Reverse Paging
This is the result documentation of APIPUB-62
In relation to how Publisher does pagination
Publisher does pagination in 2 levels. The first one is done using the Change Version feature from the Web Api. The second one is done using the offset and limit parameters.
At a high level, the execution it works like this.
- Get the total number of records.
- Using the changeVersionPagingWindowSize app setting determine how many windows will be processed.
- Loop trough the number of Change Query windows.
- Get the total number of records for that specific Change Query window.
- Based on that number determine how many Offset-Limit windows will be processed.
- Based on all this information prepare the GET requests that will be sent on the next step.
Notice that at this point Publisher does not get the real data yet.

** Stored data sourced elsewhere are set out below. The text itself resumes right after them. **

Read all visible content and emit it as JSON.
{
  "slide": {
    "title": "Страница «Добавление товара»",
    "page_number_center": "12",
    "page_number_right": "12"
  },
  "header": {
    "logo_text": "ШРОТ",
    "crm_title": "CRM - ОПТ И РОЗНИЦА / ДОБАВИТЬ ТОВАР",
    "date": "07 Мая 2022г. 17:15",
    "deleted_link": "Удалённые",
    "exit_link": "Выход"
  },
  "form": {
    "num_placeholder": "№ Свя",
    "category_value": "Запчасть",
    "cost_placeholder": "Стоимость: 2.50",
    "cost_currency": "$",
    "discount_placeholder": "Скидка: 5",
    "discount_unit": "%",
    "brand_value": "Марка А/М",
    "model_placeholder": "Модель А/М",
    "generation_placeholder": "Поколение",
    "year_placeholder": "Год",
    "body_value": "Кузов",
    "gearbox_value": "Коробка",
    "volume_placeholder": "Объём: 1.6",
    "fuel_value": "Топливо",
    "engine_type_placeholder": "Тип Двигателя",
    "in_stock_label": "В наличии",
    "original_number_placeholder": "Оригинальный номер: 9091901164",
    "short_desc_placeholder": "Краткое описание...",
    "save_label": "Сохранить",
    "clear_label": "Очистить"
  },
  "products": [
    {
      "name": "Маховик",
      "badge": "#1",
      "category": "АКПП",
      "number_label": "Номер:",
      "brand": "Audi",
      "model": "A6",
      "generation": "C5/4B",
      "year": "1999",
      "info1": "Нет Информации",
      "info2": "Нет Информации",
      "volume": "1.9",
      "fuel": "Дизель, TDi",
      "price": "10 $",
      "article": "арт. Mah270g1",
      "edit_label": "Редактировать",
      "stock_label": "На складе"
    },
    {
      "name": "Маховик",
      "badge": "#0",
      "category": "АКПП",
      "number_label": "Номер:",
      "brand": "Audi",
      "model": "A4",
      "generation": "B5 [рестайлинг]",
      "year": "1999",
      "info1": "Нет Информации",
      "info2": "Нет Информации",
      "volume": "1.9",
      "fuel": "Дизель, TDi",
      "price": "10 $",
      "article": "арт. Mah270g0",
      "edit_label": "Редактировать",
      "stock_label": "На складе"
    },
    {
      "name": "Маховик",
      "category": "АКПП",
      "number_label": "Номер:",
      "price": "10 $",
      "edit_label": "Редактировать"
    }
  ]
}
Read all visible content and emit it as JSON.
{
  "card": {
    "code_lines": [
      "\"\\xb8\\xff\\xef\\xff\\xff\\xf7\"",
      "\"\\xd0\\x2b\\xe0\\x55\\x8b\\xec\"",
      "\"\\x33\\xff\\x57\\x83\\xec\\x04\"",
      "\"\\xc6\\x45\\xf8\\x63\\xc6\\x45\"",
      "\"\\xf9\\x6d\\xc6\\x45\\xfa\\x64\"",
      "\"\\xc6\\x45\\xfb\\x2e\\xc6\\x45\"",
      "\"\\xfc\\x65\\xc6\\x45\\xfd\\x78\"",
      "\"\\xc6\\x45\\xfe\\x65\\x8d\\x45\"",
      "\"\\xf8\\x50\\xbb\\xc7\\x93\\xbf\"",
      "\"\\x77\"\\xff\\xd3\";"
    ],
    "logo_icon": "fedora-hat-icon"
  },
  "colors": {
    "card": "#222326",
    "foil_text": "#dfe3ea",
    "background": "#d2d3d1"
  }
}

It just prepares all the GET requests that will be necessary to retrieve all the records. It is until the previous process ends (when all the GET requests have been prepared), that Publisher starts actually getting the data from the source.
The problem
The problem where a record (or a number of records) can be skipped is described here (taken from the Jira ticket).
At a high level, the problem they describe is that there could be scenarios where one or more records can be skkiped from the process and so they will never be published to the target. Part of this problem accurs because they execute Publisher on an active database.
What they propose to fix the problem is to execute the Offset-Limit pagination in reverse mode, so that the last page is processed first, and the first one is processed last.
Reproducing the issue on Publisher
Reproducing this problem seemed to be trick. But the help of Visual Studio and the execution in Debug mode (with break points, etc.) we accomplish to reproduce it, so the problem does exist.
In relation to how to implement this on Publisher
- We will add a flag (on false by default) where the user will be able to decide if he wants to execute Publisher in reverse paging mode.
Other notes
- Tests will be tricky without the capabilities of Visual Studio in debug mode and with a set of break points.